[llvm] [AArch64] Ensure FPR128 callee-save stack offsets are aligned (PR #184314)
Benjamin Maxwell via llvm-commits
llvm-commits at lists.llvm.org
Fri Mar 6 07:36:30 PST 2026
https://github.com/MacDue updated https://github.com/llvm/llvm-project/pull/184314
>From 516dd79311c7bcabcae9eec1c1ca63615185a204 Mon Sep 17 00:00:00 2001
From: Benjamin Maxwell <benjamin.maxwell at arm.com>
Date: Mon, 2 Mar 2026 17:26:13 +0000
Subject: [PATCH 1/2] [AArch64] Ensure FPR128 callee-save stack offsets are
aligned
I believe this was mostly benign as when dividing by the scale the
offset would be truncated.

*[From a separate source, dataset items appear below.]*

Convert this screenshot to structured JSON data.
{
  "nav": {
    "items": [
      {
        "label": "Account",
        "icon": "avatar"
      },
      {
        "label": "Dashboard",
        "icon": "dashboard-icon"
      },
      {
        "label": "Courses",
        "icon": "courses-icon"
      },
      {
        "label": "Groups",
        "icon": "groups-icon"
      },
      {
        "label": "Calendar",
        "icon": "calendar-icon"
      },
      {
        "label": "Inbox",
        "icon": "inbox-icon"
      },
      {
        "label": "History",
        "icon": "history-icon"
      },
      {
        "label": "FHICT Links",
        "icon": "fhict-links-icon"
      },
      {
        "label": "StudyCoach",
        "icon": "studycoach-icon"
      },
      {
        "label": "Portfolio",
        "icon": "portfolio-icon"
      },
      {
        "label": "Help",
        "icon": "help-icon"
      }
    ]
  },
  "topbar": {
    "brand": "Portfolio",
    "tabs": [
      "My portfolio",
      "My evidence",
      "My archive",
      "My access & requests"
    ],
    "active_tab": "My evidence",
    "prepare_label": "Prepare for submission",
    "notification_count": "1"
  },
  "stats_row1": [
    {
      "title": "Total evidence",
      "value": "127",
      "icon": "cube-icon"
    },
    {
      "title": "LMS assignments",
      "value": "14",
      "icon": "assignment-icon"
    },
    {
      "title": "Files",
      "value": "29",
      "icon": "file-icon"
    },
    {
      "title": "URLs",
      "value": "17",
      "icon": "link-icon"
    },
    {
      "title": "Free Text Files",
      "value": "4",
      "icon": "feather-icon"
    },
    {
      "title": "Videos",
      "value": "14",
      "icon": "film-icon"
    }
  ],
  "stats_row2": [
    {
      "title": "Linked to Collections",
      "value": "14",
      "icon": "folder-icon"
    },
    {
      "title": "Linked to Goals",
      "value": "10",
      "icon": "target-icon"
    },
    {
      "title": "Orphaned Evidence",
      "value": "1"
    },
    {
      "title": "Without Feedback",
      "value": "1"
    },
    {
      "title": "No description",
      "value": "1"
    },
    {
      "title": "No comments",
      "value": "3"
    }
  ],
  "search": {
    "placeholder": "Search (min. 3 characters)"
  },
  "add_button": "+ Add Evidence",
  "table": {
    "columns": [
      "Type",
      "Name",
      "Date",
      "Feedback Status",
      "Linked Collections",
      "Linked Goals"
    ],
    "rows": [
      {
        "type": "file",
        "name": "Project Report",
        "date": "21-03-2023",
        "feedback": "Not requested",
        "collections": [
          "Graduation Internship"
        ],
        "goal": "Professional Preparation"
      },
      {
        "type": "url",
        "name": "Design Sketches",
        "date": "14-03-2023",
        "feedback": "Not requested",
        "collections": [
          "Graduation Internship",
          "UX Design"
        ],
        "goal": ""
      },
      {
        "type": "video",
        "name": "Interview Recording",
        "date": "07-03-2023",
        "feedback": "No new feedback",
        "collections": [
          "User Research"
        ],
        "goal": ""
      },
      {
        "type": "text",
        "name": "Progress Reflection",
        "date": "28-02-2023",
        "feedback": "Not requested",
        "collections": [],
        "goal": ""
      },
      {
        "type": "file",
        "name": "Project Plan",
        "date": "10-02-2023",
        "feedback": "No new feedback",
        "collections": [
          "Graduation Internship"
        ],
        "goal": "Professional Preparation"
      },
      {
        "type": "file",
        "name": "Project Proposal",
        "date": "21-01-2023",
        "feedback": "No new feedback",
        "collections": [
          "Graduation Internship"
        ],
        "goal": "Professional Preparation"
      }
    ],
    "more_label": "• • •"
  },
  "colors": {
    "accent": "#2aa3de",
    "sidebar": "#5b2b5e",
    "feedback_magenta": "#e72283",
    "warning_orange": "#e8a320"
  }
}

However, it would result in failures for
builds with `-DLLVM_ENABLE_ASSERTIONS=On`.
Fixes: #183708
---
.../Target/AArch64/AArch64FrameLowering.cpp | 20 ++++++--
.../CodeGen/AArch64/framelayout-fp-csr.ll | 47 ++++++++++++++-----
.../AArch64/framelayout-fpr128-spill.mir | 26 ++++++++++
3 files changed, 77 insertions(+), 16 deletions(-)
create mode 100644 llvm/test/CodeGen/AArch64/framelayout-fpr128-spill.mir
diff --git a/llvm/lib/Target/AArch64/AArch64FrameLowering.cpp b/llvm/lib/Target/AArch64/AArch64FrameLowering.cpp
index e524c98984ee7..6790b80086136 100644
--- a/llvm/lib/Target/AArch64/AArch64FrameLowering.cpp
+++ b/llvm/lib/Target/AArch64/AArch64FrameLowering.cpp
@@ -1730,6 +1730,12 @@ void computeCalleeSaveRegisterPairs(const AArch64FrameLowering &AFL,
Register LastReg = 0;
bool HasCSHazardPadding = AFI->hasStackHazardSlotIndex() && !SplitPPRs;
+ auto AlignOffset = [StackFillDir](int Offset, int Align) {
+ if (StackFillDir < 0)
+ return alignDown(Offset, Align);
+ return alignTo(Offset, Align);
+ };
+
// When iterating backwards, the loop condition relies on unsigned wraparound.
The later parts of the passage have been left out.